Perhaps it’s because you’ve heard the Brothers Four
harmonize that song in their crew neck sweaters
and Harry Belafonte sing Day-O on a record at your aunt’s house.

Or perhaps you sense Que Sera, Sera is not an answer.
And from how he holds his guitar against his overalls
you know this is folk music and so not the radio.

And yes the songs matter, too, the thumb walking time
as if time were both now and then, and you might walk with it
in that now it lines out that is neither now or then.

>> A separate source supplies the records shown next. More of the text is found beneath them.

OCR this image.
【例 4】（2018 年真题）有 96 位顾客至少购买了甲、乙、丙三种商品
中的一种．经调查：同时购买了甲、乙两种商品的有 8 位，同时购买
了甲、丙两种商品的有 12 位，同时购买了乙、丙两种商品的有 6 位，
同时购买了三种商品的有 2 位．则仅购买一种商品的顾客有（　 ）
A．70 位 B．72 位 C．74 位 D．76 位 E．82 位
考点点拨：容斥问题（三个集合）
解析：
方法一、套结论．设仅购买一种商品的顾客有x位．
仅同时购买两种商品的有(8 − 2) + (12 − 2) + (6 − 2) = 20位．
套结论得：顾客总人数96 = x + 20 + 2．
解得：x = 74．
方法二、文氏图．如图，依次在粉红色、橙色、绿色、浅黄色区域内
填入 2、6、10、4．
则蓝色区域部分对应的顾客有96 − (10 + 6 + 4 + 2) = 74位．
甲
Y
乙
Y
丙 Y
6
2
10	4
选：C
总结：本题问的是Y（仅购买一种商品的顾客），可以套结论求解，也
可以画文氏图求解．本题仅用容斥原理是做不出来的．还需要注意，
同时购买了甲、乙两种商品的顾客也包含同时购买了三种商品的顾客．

But even more what matters is the voice—pained,
boistrous and sly.
And even on the little phonograph on your bedroom floor,
the voice is so much life

that it is larger than life,
and you are some kind of Tom
wanting to be Huck, but watching as Jim lifts up the mask
and it is Goodnight, Irene, Irene, goodnight.

And this is not the answer, either,
but somehow you know it is the question.